Databases have two principal aspects in cardiology: to provide specific raw records and an exemplary knowledge explaining the interpretation. Considering that knowledge is on a continuum, increasing the number of examples leads to better knowledge representation.
The data format is an inherent part of the database, although it is usually specified by a separate document. The description of physiological parameters contains data of various origin (time sequences, text, still images, movies, and audio) and the format must support such diverse data. Despite the need for a general format, the recording-specific formats are in common use (e.g., SCP ECG Protocol for the 12-lead ECG and VCG; Willems, 1991). The existence of well-established common formats is of paramount importance to patients because examinations are no longer limited to health centers or by manufacturers of medical equipment.
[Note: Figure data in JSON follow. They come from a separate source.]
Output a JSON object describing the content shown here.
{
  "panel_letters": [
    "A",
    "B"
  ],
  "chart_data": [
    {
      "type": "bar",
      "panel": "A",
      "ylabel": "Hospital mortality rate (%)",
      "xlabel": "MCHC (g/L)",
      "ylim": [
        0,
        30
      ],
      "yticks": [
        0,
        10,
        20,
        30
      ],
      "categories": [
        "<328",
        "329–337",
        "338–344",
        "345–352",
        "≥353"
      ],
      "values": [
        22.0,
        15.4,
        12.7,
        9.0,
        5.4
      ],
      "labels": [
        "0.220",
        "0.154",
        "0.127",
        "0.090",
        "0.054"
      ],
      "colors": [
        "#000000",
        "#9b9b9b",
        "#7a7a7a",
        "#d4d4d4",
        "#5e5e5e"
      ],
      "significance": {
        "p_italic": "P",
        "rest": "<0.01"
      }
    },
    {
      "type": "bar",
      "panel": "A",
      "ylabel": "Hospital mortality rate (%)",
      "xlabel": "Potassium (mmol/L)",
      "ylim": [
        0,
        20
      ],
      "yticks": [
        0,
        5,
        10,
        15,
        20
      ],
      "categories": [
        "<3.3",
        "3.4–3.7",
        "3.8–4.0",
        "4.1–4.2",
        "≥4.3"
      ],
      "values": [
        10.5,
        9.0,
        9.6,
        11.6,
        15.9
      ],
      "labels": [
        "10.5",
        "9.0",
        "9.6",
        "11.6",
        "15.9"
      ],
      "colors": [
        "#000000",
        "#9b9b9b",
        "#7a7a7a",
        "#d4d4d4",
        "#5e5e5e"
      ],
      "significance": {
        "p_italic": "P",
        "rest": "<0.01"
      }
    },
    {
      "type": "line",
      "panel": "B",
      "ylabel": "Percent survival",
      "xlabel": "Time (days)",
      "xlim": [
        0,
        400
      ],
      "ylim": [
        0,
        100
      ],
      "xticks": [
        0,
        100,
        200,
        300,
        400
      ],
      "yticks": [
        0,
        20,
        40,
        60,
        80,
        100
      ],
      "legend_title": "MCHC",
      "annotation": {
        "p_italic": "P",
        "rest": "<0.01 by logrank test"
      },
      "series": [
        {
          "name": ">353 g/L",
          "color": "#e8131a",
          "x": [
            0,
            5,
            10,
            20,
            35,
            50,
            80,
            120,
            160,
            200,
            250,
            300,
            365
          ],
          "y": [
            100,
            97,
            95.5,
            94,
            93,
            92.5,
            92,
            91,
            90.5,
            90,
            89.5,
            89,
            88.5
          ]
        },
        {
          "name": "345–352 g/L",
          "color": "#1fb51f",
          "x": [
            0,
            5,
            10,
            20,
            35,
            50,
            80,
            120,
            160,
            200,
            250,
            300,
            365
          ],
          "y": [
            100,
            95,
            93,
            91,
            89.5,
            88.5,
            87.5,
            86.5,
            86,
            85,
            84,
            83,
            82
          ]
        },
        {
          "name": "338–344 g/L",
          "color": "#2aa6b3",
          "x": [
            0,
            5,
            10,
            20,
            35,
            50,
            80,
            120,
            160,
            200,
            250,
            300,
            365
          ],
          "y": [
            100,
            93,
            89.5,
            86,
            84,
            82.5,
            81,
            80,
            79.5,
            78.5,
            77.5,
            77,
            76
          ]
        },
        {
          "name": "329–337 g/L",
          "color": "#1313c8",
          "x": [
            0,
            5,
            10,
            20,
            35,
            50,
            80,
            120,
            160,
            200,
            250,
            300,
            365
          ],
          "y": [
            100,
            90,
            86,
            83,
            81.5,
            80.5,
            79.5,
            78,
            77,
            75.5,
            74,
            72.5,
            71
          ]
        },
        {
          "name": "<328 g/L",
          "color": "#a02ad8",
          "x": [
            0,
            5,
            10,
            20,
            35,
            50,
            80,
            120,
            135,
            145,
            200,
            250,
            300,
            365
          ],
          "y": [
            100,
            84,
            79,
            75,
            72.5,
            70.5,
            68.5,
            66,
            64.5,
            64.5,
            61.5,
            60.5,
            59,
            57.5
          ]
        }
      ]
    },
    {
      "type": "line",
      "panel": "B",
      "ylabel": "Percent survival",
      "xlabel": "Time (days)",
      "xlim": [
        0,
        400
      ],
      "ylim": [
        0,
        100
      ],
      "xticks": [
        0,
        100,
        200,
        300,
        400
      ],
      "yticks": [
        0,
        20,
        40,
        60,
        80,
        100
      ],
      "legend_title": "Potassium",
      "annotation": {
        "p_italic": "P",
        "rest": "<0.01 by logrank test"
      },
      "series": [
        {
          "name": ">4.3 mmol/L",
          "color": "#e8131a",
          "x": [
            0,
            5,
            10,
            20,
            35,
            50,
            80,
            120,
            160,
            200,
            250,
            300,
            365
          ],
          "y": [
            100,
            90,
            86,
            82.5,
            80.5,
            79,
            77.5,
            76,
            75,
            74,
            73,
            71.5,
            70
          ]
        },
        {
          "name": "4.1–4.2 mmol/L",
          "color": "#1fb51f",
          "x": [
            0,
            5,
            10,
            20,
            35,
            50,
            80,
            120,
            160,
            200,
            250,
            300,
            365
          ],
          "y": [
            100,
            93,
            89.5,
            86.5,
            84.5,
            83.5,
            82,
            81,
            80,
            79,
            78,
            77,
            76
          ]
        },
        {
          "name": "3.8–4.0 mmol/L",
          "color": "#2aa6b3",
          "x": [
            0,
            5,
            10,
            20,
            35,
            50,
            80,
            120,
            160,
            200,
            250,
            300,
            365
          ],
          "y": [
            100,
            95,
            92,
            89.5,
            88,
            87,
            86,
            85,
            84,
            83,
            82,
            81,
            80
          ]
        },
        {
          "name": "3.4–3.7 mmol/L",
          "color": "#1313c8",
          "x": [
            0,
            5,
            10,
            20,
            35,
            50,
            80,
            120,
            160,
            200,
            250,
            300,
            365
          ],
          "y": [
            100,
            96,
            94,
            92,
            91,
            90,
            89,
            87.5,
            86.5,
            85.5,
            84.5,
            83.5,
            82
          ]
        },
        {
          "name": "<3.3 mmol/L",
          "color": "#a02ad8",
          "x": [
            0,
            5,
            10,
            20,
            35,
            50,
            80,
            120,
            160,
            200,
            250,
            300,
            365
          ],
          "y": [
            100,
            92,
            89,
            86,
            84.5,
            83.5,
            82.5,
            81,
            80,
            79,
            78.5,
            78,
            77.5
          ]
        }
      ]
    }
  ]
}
Joint representation of signals along with the accompanying medical information was the principal area of applications for early databases. The examples recognized worldwide are the MIT-BIH Arrhythmia Database (Moody & Mark, 1993) and the CSE Multilead Database (Willems, 1990). Many other databases were a result of clinical trials performed in leading research centers, and some of them are freely available from Physionet (www.physionet.org). At the moment, these databases are used for training cardiology students as well as for tuning and validating software. Apart from problem-oriented databases, few recent data collections (e.g., ICU-Database) describe the simultaneous vital signs that provide researchers with an opportunity to study correlations between the activities of different human organs.
Clinical practice is under continuous development, and the data format must provide support for currently unknown vital signs and annotations. The most frequent disadvantage of the current formats is their poor flexibility as new parameters emerge and old ones die out. The format extensibility may partially be achieved in a combination of DICOM Waveform Interchange (or HL7 level 3.0) standards and XML-structured reporting forms.